Eine junge Frau öffnete die Tür und blickte Philippos fragend an. Sie trug eine schmucklose blaue Tunica, und ein Mantel aus grober Wolle war um ihre Schultern geschlungen. Ihr Haar bedeckte ein langer, blauer Schleier, der mit einer roten Schmuckborte abgesetzt war.
»Wir kommen aus Ephesos und möchten Simon sprechen. Wir haben dringende Nachrichten für ihn.«
Die Frau nickte kurz und trat dann zur Seite. »Seid willkommen im Haus meines Vaters. Der Herr ist in Geschäften unterwegs, doch wird er bald wieder zurückkehren.«
Philippos trat ein und musterte den Innenhof. Anders als das Atrium bei römischen Häusern war dieser Hof nicht teilweise überdacht, und es gab auch kein Impluvium. Die Wände zum Innenhof waren ordentlich verputzt und strahlten in so hellem Weiß, als seien sie erst vor wenigen Wochen frisch gekalkt worden.
Die junge Frau rief etwas in einer fremden Sprache zum Haus hinüber und blickte dann schüchtern zu Philippos und Samu.
»Erlaubt, daß ich Euren Lastenträger entlohne. Wenn ich um Euren Besuch gewußt hätte, dann wäre selbstverständlich dafür gesorgt gewesen, daß Ihr am Hafen erwartet werdet.«
Die junge Frau tauschte ein paar Worte mit dem Phönizier, der sich im Hafen angeboten hatte, ihr Gepäck zu tragen, und drückte ihm einige Kupfermünzen in die Hand. Inzwischen war eine Dienerin mit einer Wasserschale und einem Krug im Hof erschienen.

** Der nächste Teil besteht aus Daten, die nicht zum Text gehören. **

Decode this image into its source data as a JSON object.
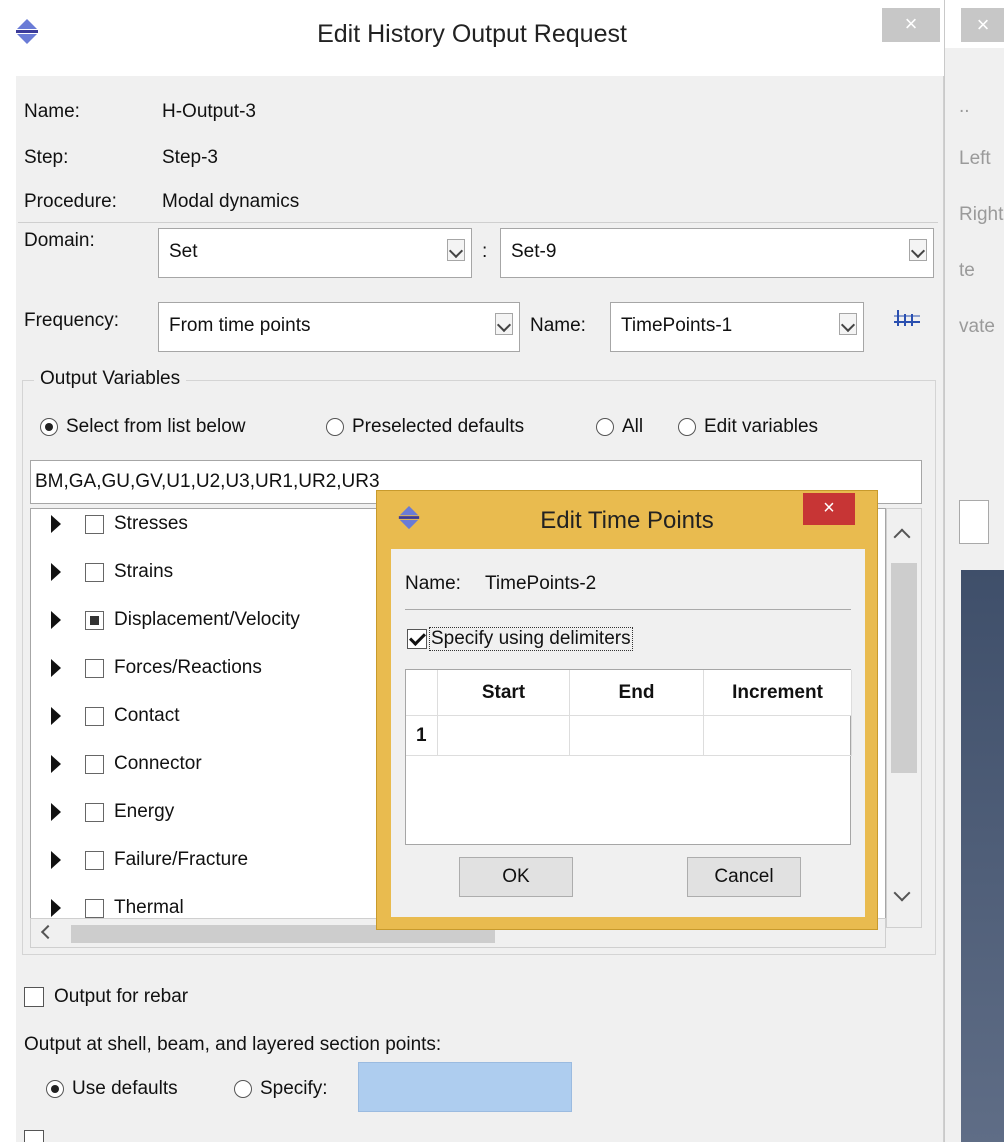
{
  "colors": {
    "popup_frame": "#e9bb4f",
    "popup_close": "#c73535",
    "specify_input": "#aecdef"
  },
  "main": {
    "title": "Edit History Output Request",
    "close_glyph": "×",
    "name_label": "Name:",
    "name_value": "H-Output-3",
    "step_label": "Step:",
    "step_value": "Step-3",
    "procedure_label": "Procedure:",
    "procedure_value": "Modal dynamics",
    "domain_label": "Domain:",
    "domain_value": "Set",
    "domain_sep": ":",
    "domain_set": "Set-9",
    "frequency_label": "Frequency:",
    "frequency_value": "From time points",
    "freq_name_label": "Name:",
    "freq_name_value": "TimePoints-1",
    "output_vars_title": "Output Variables",
    "radios": [
      "Select from list below",
      "Preselected defaults",
      "All",
      "Edit variables"
    ],
    "variables_text": "BM,GA,GU,GV,U1,U2,U3,UR1,UR2,UR3",
    "tree_items": [
      "Stresses",
      "Strains",
      "Displacement/Velocity",
      "Forces/Reactions",
      "Contact",
      "Connector",
      "Energy",
      "Failure/Fracture",
      "Thermal"
    ],
    "rebar_label": "Output for rebar",
    "section_points_label": "Output at shell, beam, and layered section points:",
    "use_defaults_label": "Use defaults",
    "specify_label": "Specify:"
  },
  "background_window": {
    "close_glyph": "×",
    "items": [
      "..",
      "Left",
      "Right",
      "te",
      "vate"
    ]
  },
  "popup": {
    "title": "Edit Time Points",
    "close_glyph": "×",
    "name_label": "Name:",
    "name_value": "TimePoints-2",
    "delimiters_label": "Specify using delimiters",
    "columns": [
      "Start",
      "End",
      "Increment"
    ],
    "row_number": "1",
    "ok_label": "OK",
    "cancel_label": "Cancel"
  }
}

Nachdem der Lastenträger gegangen war, wandte sich die Frau erneut Philippos und Samu zu und bat sie, auf einer niedrigen Bank im Hof Platz zu nehmen. »Erlaubt, daß ich Euch die Füße und Hände wasche, verehrte Gäste. Ihr sollt wissen, daß Ihr im Haus und an der Tafel Simons willkommen seid und wir gerne unsere Güter mit Euch teilen. Mein Name ist Isebel.«
»Man nennt uns Samu und Philippos«, erwiderte die Priesterin einsilbig, wobei sie kurz zu dem Griechen hinübernickte.
»Du brauchst mir nicht die Füße zu waschen, Isebel.« Philippos lächelte der jungen Frau freundlich zu. »Das ist die Aufgabe einer Dienerin und kein Dienst, den eine Hausherrin verrichten sollte.«
»Wollt Ihr die Ehre meines Vaters kränken? Warum weist Ihr mich zurück? Habe ich Euch in irgendeiner Weise beleidigt?«
»Nein, ich dachte nur ... Nun, ich bin es nicht gewohnt, auf diese Weise empfangen zu werden und ...«
Isebel war vor Philippos niedergekniet und blickte ihn mit ihren dunklen Augen fast flehend an. »Bitte, weist mich nicht zurück. Es würde große Schande für das Haus meines Vaters bedeuten, wenn Ihr die Euch gebührenden Ehren nicht annehmt.«
»Laß sie machen«, flüsterte Samu in lateinischer Sprache.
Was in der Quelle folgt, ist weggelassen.